Mohammed bin bin Mohammed Al Thani
executiveJust to squeeze that, the market-driven, highly competitive market as addressed by R&D. There has been some changes also in our plans, which has been introduced in late March. And that's -- we see that impact going forward now.
Andreas Goldau
executiveExcellent. Then we got some questions from HSBC from Madhvendra Singh. He continues on the topic of Qatar. Why did revenue decline and margins are lower? We saw post World Cup margins should improve. Is competition getting tougher?
Aziz Ahmad Fakhroo
executiveCompetition is getting in general tougher in general market. Our Qatar margins are also slightly dropping, because we're growing on B2B, which is recurring revenue, but it's a lower margin.
Eyas Assaf
executiveEven if we have normalized the revenue to exclude the transit revenue and mobile money services actually the revenues are flat, the revenue numbers.
Andreas Goldau
executiveThank you very much, Eyas and Aziz. Any updates on the Myanmar exit?
Aziz Ahmad Fakhroo
executiveWe're still pushing and coordinating as much as we can with the local regulator to finalize the approvals. Unfortunately, it's a slow and tedious process.
Andreas Goldau
executiveAnd to Myanmar, of course, the government extended the state of emergency and has concentrated on elections, but we are waiting for some news there. Then there's an accounting question. Which are the other associates, excluding Indosat, their contribution seems to have improved?
Unknown Executive
executiveIt is Starlink, I can say it.
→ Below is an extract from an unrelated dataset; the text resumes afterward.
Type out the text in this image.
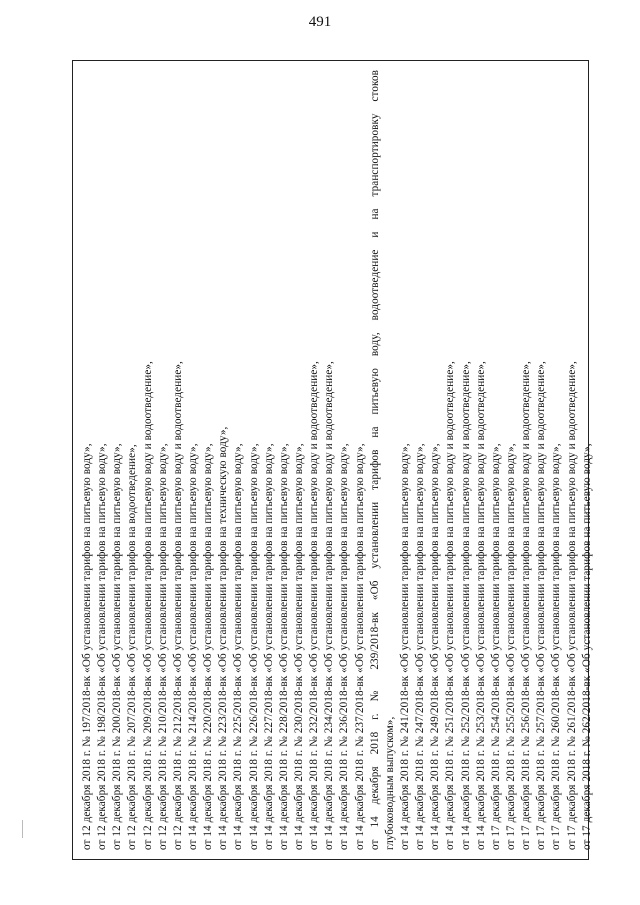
491
от 12 декабря 2018 г. № 197/2018-вк «Об установлении тарифов на питьевую воду», от 12 декабря 2018 г. № 198/2018-вк «Об установлении тарифов на питьевую воду», от 12 декабря 2018 г. № 200/2018-вк «Об установлении тарифов на питьевую воду», от 12 декабря 2018 г. № 207/2018-вк «Об установлении тарифов на водоотведение», от 12 декабря 2018 г. № 209/2018-вк «Об установлении тарифов на питьевую воду и водоотведение», от 12 декабря 2018 г. № 210/2018-вк «Об установлении тарифов на питьевую воду», от 12 декабря 2018 г. № 212/2018-вк «Об установлении тарифов на питьевую воду и водоотведение», от 14 декабря 2018 г. № 214/2018-вк «Об установлении тарифов на питьевую воду», от 14 декабря 2018 г. № 220/2018-вк «Об установлении тарифов на питьевую воду», от 14 декабря 2018 г. № 223/2018-вк «Об установлении тарифов на техническую воду», от 14 декабря 2018 г. № 225/2018-вк «Об установлении тарифов на питьевую воду», от 14 декабря 2018 г. № 226/2018-вк «Об установлении тарифов на питьевую воду», от 14 декабря 2018 г. № 227/2018-вк «Об установлении тарифов на питьевую воду», от 14 декабря 2018 г. № 228/2018-вк «Об установлении тарифов на питьевую воду», от 14 декабря 2018 г. № 230/2018-вк «Об установлении тарифов на питьевую воду», от 14 декабря 2018 г. № 232/2018-вк «Об установлении тарифов на питьевую воду и водоотведение», от 14 декабря 2018 г. № 234/2018-вк «Об установлении тарифов на питьевую воду и водоотведение», от 14 декабря 2018 г. № 236/2018-вк «Об установлении тарифов на питьевую воду», от 14 декабря 2018 г. № 237/2018-вк «Об установлении тарифов на питьевую воду», от 14 декабря 2018 г. № 239/2018-вк «Об установлении тарифов на питьевую воду, водоотведение и на транспортировку стоков глубоководным выпуском», от 14 декабря 2018 г. № 241/2018-вк «Об установлении тарифов на питьевую воду», от 14 декабря 2018 г. № 247/2018-вк «Об установлении тарифов на питьевую воду», от 14 декабря 2018 г. № 249/2018-вк «Об установлении тарифов на питьевую воду», от 14 декабря 2018 г. № 251/2018-вк «Об установлении тарифов на питьевую воду и водоотведение», от 14 декабря 2018 г. № 252/2018-вк «Об установлении тарифов на питьевую воду и водоотведение», от 14 декабря 2018 г. № 253/2018-вк «Об установлении тарифов на питьевую воду и водоотведение», от 17 декабря 2018 г. № 254/2018-вк «Об установлении тарифов на питьевую воду», от 17 декабря 2018 г. № 255/2018-вк «Об установлении тарифов на питьевую воду», от 17 декабря 2018 г. № 256/2018-вк «Об установлении тарифов на питьевую воду и водоотведение», от 17 декабря 2018 г. № 257/2018-вк «Об установлении тарифов на питьевую воду и водоотведение», от 17 декабря 2018 г. № 260/2018-вк «Об установлении тарифов на питьевую воду», от 17 декабря 2018 г. № 261/2018-вк «Об установлении тарифов на питьевую воду и водоотведение», от 17 декабря 2018 г. № 262/2018-вк «Об установлении тарифов на питьевую воду»,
And the other one was -- it's a mobile one is it?
Unknown Executive
executiveNo. I think, as I shared, it's IntilaQ, mainly. IntilaQ has contributed around QAR 11 million in the EBITDA numbers.
Andreas Goldau
executiveJust as background information, IntilaQ is a joint venture that we have with Aspire in the area of sports and event management, and they've been very active during the World Cup and still ongoing, solidly. Next question is on the dividend outlook from Medi, especially getting the strong growth in normalized net income. What is the policy? Is it based on reported or normalized net profits? Can you confirm the payout ratio for 2022? I can do that straightaway. That is 60%. And what's the outlook on 2023, maybe a question for Aziz.
Aziz Ahmad Fakhroo
executiveWe have this question every time. It's normalized pay off up to 60%. As you've seen below, but it was within the maximum of the payout ratios for the last 2 years. Further than this, we can't comment, as you know, the dividend policy is a prerogative of the Board. Management recommends it as a bit too soon to be discussing dividends.
Andreas Goldau
executiveGreat. Then we move on to the tower business and the recent announcement there. Can you remind us what is the rationale behind the tower transaction given that you are contributing towers into a JV and have more towers relatively to your partners. Do you plan to keep the majority stake in the joint venture and thus keep the towers on the balance sheet? That's the question for (23:18) [indiscernible].
Aziz Ahmad Fakhroo
executiveSo I would like to expand. We can't say much more than what we've currently disclosed. We're in exclusive discussions with Zain and TASC. We will end up with equal stake with Zain. It will therefore become a joint venture, so it will be off balance sheet. As you have rightfully noted, we're basically contributing roughly 20,000 towers and they're basically contributing 10,000 towers. So at the end of the day, it will be a cash and share transaction where we received shares in that resulting vehicle plus an equalization payments. More than this, unfortunately, right now, I can't comment, I'd love to, but I can't.
Andreas Goldau
executiveYes, I can only repeat it the type question. He's asking what's the impact on EBITDA and net income if you deconsolidated and the Bloomberg range citing in the past between QAR 3 billion and QAR 5 billion. He is asking if that's a valid valuation range.
Aziz Ahmad Fakhroo
executiveMore than what is disclosed currently in our statement, we can't disclose whether in terms of valuation range and even a pro forma impact to the accounts to the assets are not closed, we can't disclose those.
Andreas Goldau
executiveFair enough. I believe with Zain towers, is also happening next Monday, but in the same situation there. Then we have a question with regards to the Iraqi business and Algeria. Despite the improvement in EBITDA, the net profit is not showing the corresponding increase. Can you help us explain the reason?
Unknown Executive
executiveAlgeria, we don't disclose the net profits. So I don't know, if somewhere with the [indiscernible]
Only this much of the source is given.